Their duties varied throughout the trip, from cleaning, organizing, picking fruit, bathing children, to outreach programs in the communities where food was provided and games were played.
In the orphanage, children were bathed and dressed in red uniforms, which Forsyth said hid just how poor and hungry they were.
“At the orphanage, they're all in these little red uniforms and they're all clean. But I didn't realize what they looked like before they got to the orphanage.”
Forsyth said they didn't understand how poor they were until their final day on the mission trip, when they rode the school bus to pick the children up from their houses. This was done at about 6:30 a.m., before the children were bathed and dressed in their clean uniforms.
She said that was a “very emotional day” seeing children covered in filth boarding the buses, most of them doing so on their own. Their parents had already left for work for the day.
“This little girl, she eventually got out and you could tell this little girl was probably by herself because she came out by herself and pushed aside this little piece of plywood. You can tell she just woke up because her hair is over her face and stuck on her face because she had mud and dirt on it. She's wearing no shoes and dirty pants and a little parka jacket that's open.”
Forsyth said as soon as this little girl, about the age of two, boarded the bus, she fell asleep instantly. She even slept through the “ruts and bumps” on the underdeveloped road.
When Forsyth asked why the girl was so tired, the bus driver replied, “It's so cold at night so she must have had a bad night. Most don't have blankets.”
On Forsyth's first night, she said she and her daughter each brought one small fuzzy blanket, not thinking it would be cold in Mexico. However, with no heat and temperatures dropping in the night, Forsyth and her daughter doubled up their blankets and by the second night, had acquired two more blankets and a sleeping bag. She also said blankets were a luxury most families couldn't afford.
Forsyth said their outreach programs were extremely rewarding.
“When you're driving through the neighbourhood, all these little kids will come running because they know when they see those vans that you're coming,” she said. “They get one scoop of peanut butter and one cup of milk.”
On these outreach sessions, Forsyth said they will also teach the children and families scripture with their snack and make crafts with them.
“It's amazing to see how much they cherish stuff like that and how much they rely on these people coming to the community to be able to allow them to do that.”

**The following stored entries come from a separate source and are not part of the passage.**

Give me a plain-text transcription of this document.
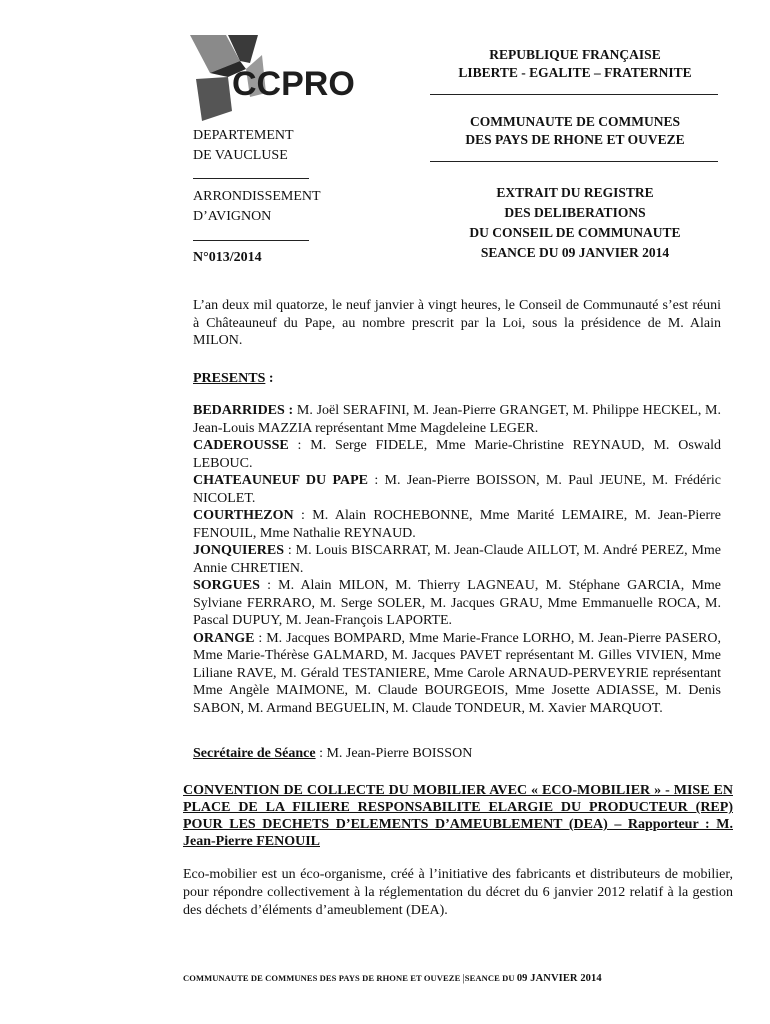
CCPRO
REPUBLIQUE FRANÇAISE
LIBERTE - EGALITE – FRATERNITE
COMMUNAUTE DE COMMUNES
DES PAYS DE RHONE ET OUVEZE
EXTRAIT DU REGISTRE
DES DELIBERATIONS
DU CONSEIL DE COMMUNAUTE
SEANCE DU 09 JANVIER 2014
DEPARTEMENT
DE VAUCLUSE
ARRONDISSEMENT
D’AVIGNON
N°013/2014
L’an deux mil quatorze, le neuf janvier à vingt heures, le Conseil de Communauté s’est réuni à Châteauneuf du Pape, au nombre prescrit par la Loi, sous la présidence de M. Alain MILON.
PRESENTS :

BEDARRIDES : M. Joël SERAFINI, M. Jean-Pierre GRANGET, M. Philippe HECKEL, M. Jean-Louis MAZZIA représentant Mme Magdeleine LEGER.

CADEROUSSE : M. Serge FIDELE, Mme Marie-Christine REYNAUD, M. Oswald LEBOUC.

CHATEAUNEUF DU PAPE : M. Jean-Pierre BOISSON, M. Paul JEUNE, M. Frédéric NICOLET.

COURTHEZON : M. Alain ROCHEBONNE, Mme Marité LEMAIRE, M. Jean-Pierre FENOUIL, Mme Nathalie REYNAUD.

JONQUIERES : M. Louis BISCARRAT, M. Jean-Claude AILLOT, M. André PEREZ, Mme Annie CHRETIEN.

SORGUES : M. Alain MILON, M. Thierry LAGNEAU, M. Stéphane GARCIA, Mme Sylviane FERRARO, M. Serge SOLER, M. Jacques GRAU, Mme Emmanuelle ROCA, M. Pascal DUPUY, M. Jean-François LAPORTE.

ORANGE : M. Jacques BOMPARD, Mme Marie-France LORHO, M. Jean-Pierre PASERO, Mme Marie-Thérèse GALMARD, M. Jacques PAVET représentant M. Gilles VIVIEN, Mme Liliane RAVE, M. Gérald TESTANIERE, Mme Carole ARNAUD-PERVEYRIE représentant Mme Angèle MAIMONE, M. Claude BOURGEOIS, Mme Josette ADIASSE, M. Denis SABON, M. Armand BEGUELIN, M. Claude TONDEUR, M. Xavier MARQUOT.

Secrétaire de Séance : M. Jean-Pierre BOISSON
CONVENTION DE COLLECTE DU MOBILIER AVEC « ECO-MOBILIER » - MISE EN PLACE DE LA FILIERE RESPONSABILITE ELARGIE DU PRODUCTEUR (REP) POUR LES DECHETS D’ELEMENTS D’AMEUBLEMENT (DEA) – Rapporteur : M. Jean-Pierre FENOUIL
Eco-mobilier est un éco-organisme, créé à l’initiative des fabricants et distributeurs de mobilier, pour répondre collectivement à la réglementation du décret du 6 janvier 2012 relatif à la gestion des déchets d’éléments d’ameublement (DEA).
COMMUNAUTE DE COMMUNES DES PAYS DE RHONE ET OUVEZE |SEANCE DU 09 JANVIER 2014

Forsyth said the milk and peanut butter was a huge part of the children's nutritional intake, living in what she described as, “shacks” held up with “plywood and cardboard fences.” Most children didn't wear shoes and all of them were covered in dirt, she said.
After the children had their fill, mothers would come with jugs to take home the leftover milk to feed to their family.
They also had evening outreach programs. The first night, they brought candy, played with the children and read scripture.
“When we all got back that first night and we had experienced so much and we had seen and how poor people were, we basically thought there was something that we had to do, something bigger, for our next one.
“So what we ended up doing was we cooked for an entire community. We did hot dogs and tortilla wraps and hot sauce with tortilla chips.”
Forsyth said when they arrived to the community at 5 p.m., driving past plywood houses, parents were just coming home from the fields.
“It was amazing how fast we fed them and how fast the food went but every single person in that community got fed. And that was so much bigger to us,” she said. “It was a good feeling to know we did a little more than what we did the first night, not knowing what we were getting into.”
Forsyth said they were not alone on their outreach trips. Some of the older orphans would come to assist the guides and help reach out to the people in the communities.
“Some of them could be already from the area, had grown up there and been left at the orphanage, and they were coming back and giving back to their community so they could minister to these kids and adults,” she said.
Forsyth said when the church members were preparing their trip they fundraised over $10,000. On their mission trip, they only used about $4,000, so the remaining $6,000 will be donated to the community.
She said an overhead door or giant tent are both needed at the orphanage, so she hopes their funds will be used toward those projects.
Forsyth said the Bonnyville Community Church plans to continue to do mission trips as often as they can in the future.